Typically a persisting seroma develops around the implant while more rarely patients will develop a lump with or without the enlargement of axillary lymph nodes.
The MHRA issued a medical device alert in the UK in 2011 and a similar alert was issued by the FDA in the US. The recommendation of these alerts was that patients who experience persisting seroma following breast implant use should be investigated for the possibility of ALCL development.
Earlier this year Penningtons Manches’ clinical negligence team wrote a couple of articles about this still-emerging medical issue and the purpose of this piece is to provide further updates.
An article in the August 2017 edition of the European Journal of Surgical Oncology set out recommendations on the management of BIA-ALCL based on data obtained between 2012 and 2016. During this period 23 cases of BIA-ALCL were diagnosed throughout the UK. Data was available for 18 of these patients, which showed that the average time from insertion of the implants to diagnosis was 10 years. All cases involved patients with textured implants or expanders. A total of 15 patients presented with early stage 1 disease and were treated with implant removal and capsulectomy alone. Three patients who had more advanced disease were also treated with chemotherapy. All of the patients remain disease free suggesting that the prognosis for BIA-ALCL is good.
In keeping with these findings, a recent study published in the Aesthetic Surgery Journal has demonstrated that the risk of dying from BIA-ALCL is low. The study is based on data collated by the FDA, which has shown that an estimated 35 million women worldwide have breast implants and the total reported deaths from BIA-ALCL is 12 to date. The study refers to a micromort analysis, which is a unique tool for measuring the relative risk of activities and exposures. It is defined as 1 micromort = 1:1 million chance of death. The study found that the risk of dying from BIA-ALCL is 0.4 micromort.
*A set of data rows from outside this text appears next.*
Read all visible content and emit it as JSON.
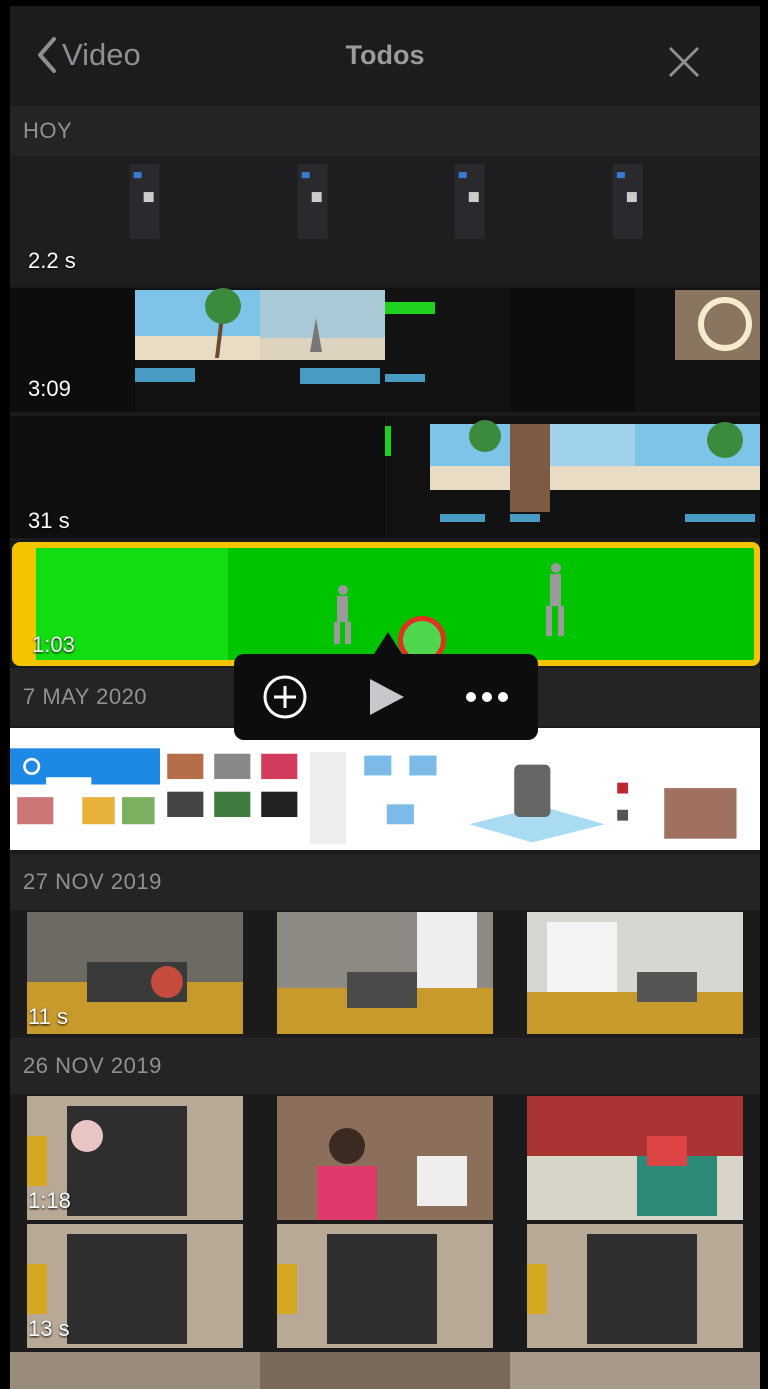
{
  "navbar": {
    "back_label": "Video",
    "title": "Todos",
    "back_icon": "chevron-left-icon",
    "close_icon": "close-icon"
  },
  "sections": [
    {
      "header": "HOY"
    },
    {
      "header": "7 MAY 2020"
    },
    {
      "header": "27 NOV 2019"
    },
    {
      "header": "26 NOV 2019"
    }
  ],
  "clips": [
    {
      "duration": "2.2 s"
    },
    {
      "duration": "3:09"
    },
    {
      "duration": "31 s"
    },
    {
      "duration": "1:03"
    },
    {
      "duration": "11 s"
    },
    {
      "duration": "1:18"
    },
    {
      "duration": "13 s"
    }
  ],
  "popup": {
    "add_icon": "plus-circle-icon",
    "play_icon": "play-icon",
    "more_icon": "ellipsis-icon"
  },
  "colors": {
    "selection_border": "#f4c400",
    "green_screen": "#11dd11",
    "touch_indicator": "#e0331f"
  }
}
In comparison, the micromort of a woman skiing for one day is 0.77 and drinking two glasses of wine is 1, so the conclusion was that BIA-ALCL rarely leads to death.
Elise Bevan, a solicitor in the clinical negligence team at Penningtons Manches, said: “One of the reasons for conducting the study was to provide clarification for both doctors and patients, and to bring real life perspective for all existing and potential breast implant patients who might have reservations about implants based on recent media coverage. The data currently available has shown that BIA-ALCL is a very rare and very treatable condition. That is not, however, to say that the risk does not exist. Additional research needs to be conducted to understand this elusive disease. The key, of course, with all malignant conditions is early diagnosis and proper investigation and this needs to be reinforced to both doctors and patients. Should BIA-ALCL develop, the earlier it is caught the less invasive the treatment and the better the outcome.”